Pada 8 tahun lalu kita semua tentu ingat atau setidaknya pernah dengar kabar bahwa telah terjadi konflik tradisi/budaya antara Indonesia dengan Malaysia berdasarkan batas-batas negara, tegasnya; memperebutkan hak kekayaan bangsa, persis pada perkara hari ini jika Apple dan Samsung menggelar sidang untuk memenangkan hak paten produk mereka dan di beberapa titik dimenangkan oleh Samsung. Karena pada banyak kasus, batas-batas negara adalah buatan budaya yang umurnya jauh lebih muda dibandingkan budaya-budaya yang sedang diperebutkan tersebut.
Masih tersimpan rapi dalam ingatan pada saat gencarnya pengklaiman produk budaya bangsa kebanyakan dari kita mendadak lupa, tentang kenyataan betapa miskinnya mayoritas manusia dalam bidang ekonomi. Masih di tahun perseteruan budaya, mendadak pula kita tak ingat, jika dulur-dulur kalian baru saja dipecat dari pekerjaannya, putus asa memikirkan biaya makan dan sekolah anaknya.

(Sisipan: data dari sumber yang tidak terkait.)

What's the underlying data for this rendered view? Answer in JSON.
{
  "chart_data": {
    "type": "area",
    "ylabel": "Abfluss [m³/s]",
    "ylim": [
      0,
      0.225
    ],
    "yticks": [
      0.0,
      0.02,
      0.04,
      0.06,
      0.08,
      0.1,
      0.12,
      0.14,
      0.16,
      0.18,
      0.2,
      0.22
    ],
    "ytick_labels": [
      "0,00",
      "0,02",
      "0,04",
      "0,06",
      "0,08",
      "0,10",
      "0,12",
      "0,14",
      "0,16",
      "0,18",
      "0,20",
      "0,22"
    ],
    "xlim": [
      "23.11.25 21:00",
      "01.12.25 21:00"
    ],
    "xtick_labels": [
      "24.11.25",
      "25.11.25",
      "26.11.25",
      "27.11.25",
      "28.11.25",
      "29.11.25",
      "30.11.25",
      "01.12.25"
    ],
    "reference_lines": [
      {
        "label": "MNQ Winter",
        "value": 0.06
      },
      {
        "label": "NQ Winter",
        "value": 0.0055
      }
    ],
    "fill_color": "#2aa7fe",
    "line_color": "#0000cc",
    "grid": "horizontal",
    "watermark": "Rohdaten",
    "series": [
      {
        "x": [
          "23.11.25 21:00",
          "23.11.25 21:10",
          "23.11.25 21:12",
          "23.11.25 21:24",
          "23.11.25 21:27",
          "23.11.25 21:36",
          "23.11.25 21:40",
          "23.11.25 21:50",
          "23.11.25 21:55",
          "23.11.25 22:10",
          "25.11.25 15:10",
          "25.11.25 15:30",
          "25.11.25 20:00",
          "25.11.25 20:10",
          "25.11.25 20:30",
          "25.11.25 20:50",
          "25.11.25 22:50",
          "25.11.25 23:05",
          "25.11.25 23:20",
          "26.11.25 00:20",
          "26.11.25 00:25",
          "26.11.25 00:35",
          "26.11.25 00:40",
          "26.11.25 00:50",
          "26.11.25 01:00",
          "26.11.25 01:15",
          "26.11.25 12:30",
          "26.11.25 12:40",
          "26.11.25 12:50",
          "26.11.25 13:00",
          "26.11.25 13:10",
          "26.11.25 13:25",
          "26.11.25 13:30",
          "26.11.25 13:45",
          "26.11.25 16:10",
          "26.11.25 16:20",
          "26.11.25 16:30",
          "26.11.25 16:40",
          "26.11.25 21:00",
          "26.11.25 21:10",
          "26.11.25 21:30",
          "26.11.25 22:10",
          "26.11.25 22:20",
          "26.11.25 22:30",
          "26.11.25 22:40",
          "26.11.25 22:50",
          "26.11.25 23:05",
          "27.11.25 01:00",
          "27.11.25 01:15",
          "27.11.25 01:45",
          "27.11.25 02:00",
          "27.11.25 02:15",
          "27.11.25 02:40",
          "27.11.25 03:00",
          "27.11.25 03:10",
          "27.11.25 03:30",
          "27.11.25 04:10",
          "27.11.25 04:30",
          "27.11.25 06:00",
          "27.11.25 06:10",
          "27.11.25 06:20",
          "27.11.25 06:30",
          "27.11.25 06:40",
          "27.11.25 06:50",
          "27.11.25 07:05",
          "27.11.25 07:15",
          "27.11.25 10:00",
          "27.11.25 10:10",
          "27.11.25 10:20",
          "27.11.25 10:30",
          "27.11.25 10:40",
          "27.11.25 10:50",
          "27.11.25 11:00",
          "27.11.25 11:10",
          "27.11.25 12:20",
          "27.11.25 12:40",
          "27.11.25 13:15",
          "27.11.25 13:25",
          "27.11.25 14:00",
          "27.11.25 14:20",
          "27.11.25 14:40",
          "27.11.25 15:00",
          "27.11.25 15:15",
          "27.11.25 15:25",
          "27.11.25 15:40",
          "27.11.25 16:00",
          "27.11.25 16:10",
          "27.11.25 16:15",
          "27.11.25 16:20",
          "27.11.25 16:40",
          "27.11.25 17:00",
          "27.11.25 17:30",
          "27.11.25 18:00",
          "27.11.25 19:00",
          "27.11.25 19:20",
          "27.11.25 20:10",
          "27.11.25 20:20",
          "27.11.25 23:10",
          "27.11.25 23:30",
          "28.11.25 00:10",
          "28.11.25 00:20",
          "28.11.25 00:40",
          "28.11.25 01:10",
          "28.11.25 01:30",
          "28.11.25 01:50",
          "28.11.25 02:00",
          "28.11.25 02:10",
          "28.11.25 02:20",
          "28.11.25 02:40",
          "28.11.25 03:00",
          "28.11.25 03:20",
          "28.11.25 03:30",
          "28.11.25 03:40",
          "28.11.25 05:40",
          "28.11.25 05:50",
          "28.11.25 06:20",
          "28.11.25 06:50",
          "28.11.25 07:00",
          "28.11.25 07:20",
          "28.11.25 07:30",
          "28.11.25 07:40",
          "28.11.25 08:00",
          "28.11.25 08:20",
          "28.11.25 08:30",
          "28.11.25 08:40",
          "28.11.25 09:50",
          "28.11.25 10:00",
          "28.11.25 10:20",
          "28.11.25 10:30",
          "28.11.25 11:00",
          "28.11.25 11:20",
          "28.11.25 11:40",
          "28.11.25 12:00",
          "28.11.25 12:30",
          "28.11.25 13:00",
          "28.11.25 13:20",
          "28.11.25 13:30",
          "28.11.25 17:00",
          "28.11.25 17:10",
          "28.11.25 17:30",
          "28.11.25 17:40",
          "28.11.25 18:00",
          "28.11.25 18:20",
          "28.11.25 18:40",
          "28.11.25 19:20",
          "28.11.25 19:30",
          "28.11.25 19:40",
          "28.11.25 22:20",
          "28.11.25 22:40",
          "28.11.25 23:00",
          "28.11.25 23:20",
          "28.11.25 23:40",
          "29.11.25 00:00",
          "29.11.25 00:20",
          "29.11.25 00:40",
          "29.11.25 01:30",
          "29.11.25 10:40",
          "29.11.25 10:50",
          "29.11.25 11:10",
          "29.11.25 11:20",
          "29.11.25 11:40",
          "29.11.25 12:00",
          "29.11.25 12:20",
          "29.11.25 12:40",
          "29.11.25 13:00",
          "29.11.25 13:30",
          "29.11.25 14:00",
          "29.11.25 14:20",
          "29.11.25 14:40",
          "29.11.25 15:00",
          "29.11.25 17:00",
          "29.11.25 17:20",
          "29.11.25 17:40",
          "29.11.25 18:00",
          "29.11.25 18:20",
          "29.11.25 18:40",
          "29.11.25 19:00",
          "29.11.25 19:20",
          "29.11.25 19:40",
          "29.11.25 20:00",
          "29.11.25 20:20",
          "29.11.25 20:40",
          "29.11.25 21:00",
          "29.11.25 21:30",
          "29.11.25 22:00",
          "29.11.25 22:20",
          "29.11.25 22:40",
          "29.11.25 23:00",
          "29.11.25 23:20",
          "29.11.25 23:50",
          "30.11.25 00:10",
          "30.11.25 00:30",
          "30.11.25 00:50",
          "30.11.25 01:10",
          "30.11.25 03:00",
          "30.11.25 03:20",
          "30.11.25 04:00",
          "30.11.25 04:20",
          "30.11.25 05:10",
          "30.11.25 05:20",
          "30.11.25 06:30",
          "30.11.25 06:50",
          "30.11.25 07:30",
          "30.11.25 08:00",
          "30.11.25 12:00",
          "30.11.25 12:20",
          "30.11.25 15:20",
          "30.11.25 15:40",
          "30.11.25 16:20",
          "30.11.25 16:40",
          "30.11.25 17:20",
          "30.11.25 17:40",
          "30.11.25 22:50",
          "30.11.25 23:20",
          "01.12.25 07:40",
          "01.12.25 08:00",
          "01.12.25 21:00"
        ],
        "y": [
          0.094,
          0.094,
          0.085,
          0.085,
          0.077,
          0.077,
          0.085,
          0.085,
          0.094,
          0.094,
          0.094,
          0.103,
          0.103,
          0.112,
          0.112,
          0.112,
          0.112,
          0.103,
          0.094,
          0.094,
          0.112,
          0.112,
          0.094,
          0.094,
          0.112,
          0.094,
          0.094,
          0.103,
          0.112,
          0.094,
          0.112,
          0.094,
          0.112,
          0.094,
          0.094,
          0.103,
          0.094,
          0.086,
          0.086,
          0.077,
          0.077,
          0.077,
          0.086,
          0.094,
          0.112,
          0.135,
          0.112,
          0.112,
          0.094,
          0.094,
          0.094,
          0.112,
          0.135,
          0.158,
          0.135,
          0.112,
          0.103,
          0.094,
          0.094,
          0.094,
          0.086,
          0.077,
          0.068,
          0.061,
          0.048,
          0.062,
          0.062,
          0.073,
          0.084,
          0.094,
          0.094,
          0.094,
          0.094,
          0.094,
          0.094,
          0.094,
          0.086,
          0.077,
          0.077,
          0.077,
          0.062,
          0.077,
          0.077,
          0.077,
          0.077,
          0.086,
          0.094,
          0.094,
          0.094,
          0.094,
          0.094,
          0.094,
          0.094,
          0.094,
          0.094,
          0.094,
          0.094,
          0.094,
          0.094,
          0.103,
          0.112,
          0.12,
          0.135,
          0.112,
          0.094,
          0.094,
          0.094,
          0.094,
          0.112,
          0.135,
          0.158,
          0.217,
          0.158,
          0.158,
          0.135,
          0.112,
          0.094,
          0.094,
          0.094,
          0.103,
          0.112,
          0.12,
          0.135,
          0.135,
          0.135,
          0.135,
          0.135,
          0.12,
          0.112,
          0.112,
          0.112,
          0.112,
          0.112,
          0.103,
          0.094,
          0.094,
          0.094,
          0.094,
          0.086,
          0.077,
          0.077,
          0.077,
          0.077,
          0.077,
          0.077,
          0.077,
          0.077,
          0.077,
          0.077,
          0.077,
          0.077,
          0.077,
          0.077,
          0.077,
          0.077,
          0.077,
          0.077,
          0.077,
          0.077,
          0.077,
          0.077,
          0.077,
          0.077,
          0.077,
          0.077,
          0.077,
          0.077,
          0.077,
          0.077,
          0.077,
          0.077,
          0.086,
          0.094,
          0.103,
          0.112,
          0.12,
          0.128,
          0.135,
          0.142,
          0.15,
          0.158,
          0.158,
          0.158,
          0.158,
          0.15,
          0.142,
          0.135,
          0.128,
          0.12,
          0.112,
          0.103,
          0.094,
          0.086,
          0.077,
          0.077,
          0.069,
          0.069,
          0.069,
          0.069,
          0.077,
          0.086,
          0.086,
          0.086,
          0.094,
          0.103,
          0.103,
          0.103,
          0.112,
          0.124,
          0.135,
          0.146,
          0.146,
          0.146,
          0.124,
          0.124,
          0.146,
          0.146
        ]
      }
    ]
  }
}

Pertanyaan kemudian adalah siapakah yang betul-betul berhak mengklaim suatu kebudayaan tertentu? Mereka adalah masyarakat adat yang telah turun-temurun mempertahankan kebudayaan mereka sendiri. Kenyataannya adalah bahwa setiap negara manapun akan berlaku demikian jika terjadi konflik seperti Indonesia Vs Malaysia ini. Yah kan, kebudayaan lokal pun menjadi sumber devisa negara juga. Ironisnya cuma sepersekian persennya saja yang sampai ke tangan masyarakat adat.
Global Positioning System
Para nelayan yang ditangkap umumnya adalah nelayan tradisional yang cuma menggunakan alat navigasi kompas. Mungkin mereka sama sekali tak pernah mendengar istilah Global Positioning System. Yang mereka tahu cuma menangkap ikan sebanyak-banyaknya lewat cara mengarungi samudera luas membentang, dan setelah pulang mereka bisa menyisihkan hasil tangkapan untuk dimakan bersama keluarga, dan sebagiannya bisa dijual, sehingga uang yang didapat bisa memenuhi kebutuhan lain-lain, seperti sekolah, membeli buku, atau seragam sekolah.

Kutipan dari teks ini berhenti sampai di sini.